When the weather forecast began to predict periods of heavy snow, I began to plan an image to take advantage of what could be the first measurable snowfall of a decidedly dry winter. Once the snow began to fall, I returned to the area where I made my recent Ice-Bound Abstracts images and walked along Goose Creek to find an area of the banks along the far side of the creek that would serve as the right backdrop against which to capture the snow in a very short exposure.

The intent behind this image was to capture the warm colors and rough textures of the cliffs that form the banks of the creek. These had impressed me the last time I visited the area, and I wanted to experiment with using them as the backdrop of the snow, to create a layer of texture (the snow) on top of a background of texture (the cliff). I knew I needed the snow to be heavy enough to capture in the image, yet it had to be early enough in the snowfall that the cliffs weren’t yet covered in white.
I knew the dried grasses and other vegetation on the cliff would be warm in tone as a counterpoint to the generally cool tones that a cloudy, snowy, sky would impart to the scene, which was another reason to capture the scene early in the snowfall before those warm colors became enveloped in white.

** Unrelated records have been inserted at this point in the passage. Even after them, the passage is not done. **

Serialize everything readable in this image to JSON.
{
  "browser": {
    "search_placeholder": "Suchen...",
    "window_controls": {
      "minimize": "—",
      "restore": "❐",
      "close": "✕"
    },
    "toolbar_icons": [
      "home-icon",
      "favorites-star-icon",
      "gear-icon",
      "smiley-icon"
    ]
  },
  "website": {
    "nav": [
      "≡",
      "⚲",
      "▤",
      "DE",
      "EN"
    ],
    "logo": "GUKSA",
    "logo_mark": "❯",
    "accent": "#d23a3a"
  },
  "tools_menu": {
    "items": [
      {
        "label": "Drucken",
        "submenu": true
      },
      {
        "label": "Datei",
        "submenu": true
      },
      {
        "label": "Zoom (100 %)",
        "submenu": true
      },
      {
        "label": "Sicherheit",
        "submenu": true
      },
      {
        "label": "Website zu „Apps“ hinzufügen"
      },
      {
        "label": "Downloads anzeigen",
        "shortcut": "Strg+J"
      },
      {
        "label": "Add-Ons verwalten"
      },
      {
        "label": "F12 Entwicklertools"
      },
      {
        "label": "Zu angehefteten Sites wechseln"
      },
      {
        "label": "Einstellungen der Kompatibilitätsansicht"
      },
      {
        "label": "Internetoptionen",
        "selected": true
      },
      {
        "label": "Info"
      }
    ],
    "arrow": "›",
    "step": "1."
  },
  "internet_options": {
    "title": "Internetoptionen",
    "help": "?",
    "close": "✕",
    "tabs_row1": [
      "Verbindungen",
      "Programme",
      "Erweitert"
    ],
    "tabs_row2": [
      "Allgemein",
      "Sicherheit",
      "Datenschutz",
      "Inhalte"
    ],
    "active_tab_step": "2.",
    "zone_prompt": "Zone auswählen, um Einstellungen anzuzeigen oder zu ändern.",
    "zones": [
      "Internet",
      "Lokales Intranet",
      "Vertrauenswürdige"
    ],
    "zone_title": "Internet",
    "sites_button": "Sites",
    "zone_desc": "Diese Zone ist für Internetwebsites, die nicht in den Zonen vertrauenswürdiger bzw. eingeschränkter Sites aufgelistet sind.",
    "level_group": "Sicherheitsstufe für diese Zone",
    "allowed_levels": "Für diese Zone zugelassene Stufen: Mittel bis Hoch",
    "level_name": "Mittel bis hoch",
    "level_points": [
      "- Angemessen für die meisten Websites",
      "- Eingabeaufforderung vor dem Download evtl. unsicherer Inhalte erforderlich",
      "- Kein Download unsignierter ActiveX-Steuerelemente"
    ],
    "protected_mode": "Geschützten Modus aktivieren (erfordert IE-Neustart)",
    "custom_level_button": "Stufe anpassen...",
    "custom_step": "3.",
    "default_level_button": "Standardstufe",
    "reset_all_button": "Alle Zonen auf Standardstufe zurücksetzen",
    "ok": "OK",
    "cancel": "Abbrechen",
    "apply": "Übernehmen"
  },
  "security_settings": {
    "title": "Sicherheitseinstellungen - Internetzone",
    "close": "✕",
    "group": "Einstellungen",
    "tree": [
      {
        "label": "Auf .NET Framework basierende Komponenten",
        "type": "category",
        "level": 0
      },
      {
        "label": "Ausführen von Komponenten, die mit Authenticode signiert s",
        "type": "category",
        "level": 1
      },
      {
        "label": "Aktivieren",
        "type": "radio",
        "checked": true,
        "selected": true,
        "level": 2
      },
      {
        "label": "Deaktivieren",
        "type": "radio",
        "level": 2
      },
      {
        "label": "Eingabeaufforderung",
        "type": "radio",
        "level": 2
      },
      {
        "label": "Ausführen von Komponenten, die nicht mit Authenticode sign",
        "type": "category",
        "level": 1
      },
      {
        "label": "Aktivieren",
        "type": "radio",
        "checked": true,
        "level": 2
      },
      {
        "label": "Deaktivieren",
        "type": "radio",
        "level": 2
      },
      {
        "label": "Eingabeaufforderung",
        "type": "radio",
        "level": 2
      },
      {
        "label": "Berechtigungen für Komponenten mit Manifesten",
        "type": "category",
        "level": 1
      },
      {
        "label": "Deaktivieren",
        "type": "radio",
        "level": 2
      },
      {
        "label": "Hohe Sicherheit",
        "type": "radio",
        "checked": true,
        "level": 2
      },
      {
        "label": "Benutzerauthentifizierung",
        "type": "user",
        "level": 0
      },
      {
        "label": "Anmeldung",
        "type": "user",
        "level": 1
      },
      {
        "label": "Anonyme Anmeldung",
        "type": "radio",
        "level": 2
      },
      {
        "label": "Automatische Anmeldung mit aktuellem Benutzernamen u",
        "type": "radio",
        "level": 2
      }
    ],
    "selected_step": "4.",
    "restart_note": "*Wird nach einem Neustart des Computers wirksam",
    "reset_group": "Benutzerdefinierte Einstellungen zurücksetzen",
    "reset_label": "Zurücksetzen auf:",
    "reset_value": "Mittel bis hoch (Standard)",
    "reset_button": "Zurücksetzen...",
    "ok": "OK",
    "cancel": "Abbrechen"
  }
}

The making of this image was also a bit of a departure from my normal technique in nature photography, which is to use low ISO, often with heavy neutral density filtration, to capture a scene using very long shutter speeds. I like the departure from reality that such technique provides. For this scene, the exact opposite technique would be needed: extremely high ISO with as brief an exposure as possible to create a different departure from reality; flakes of snow frozen still in the air above the creek.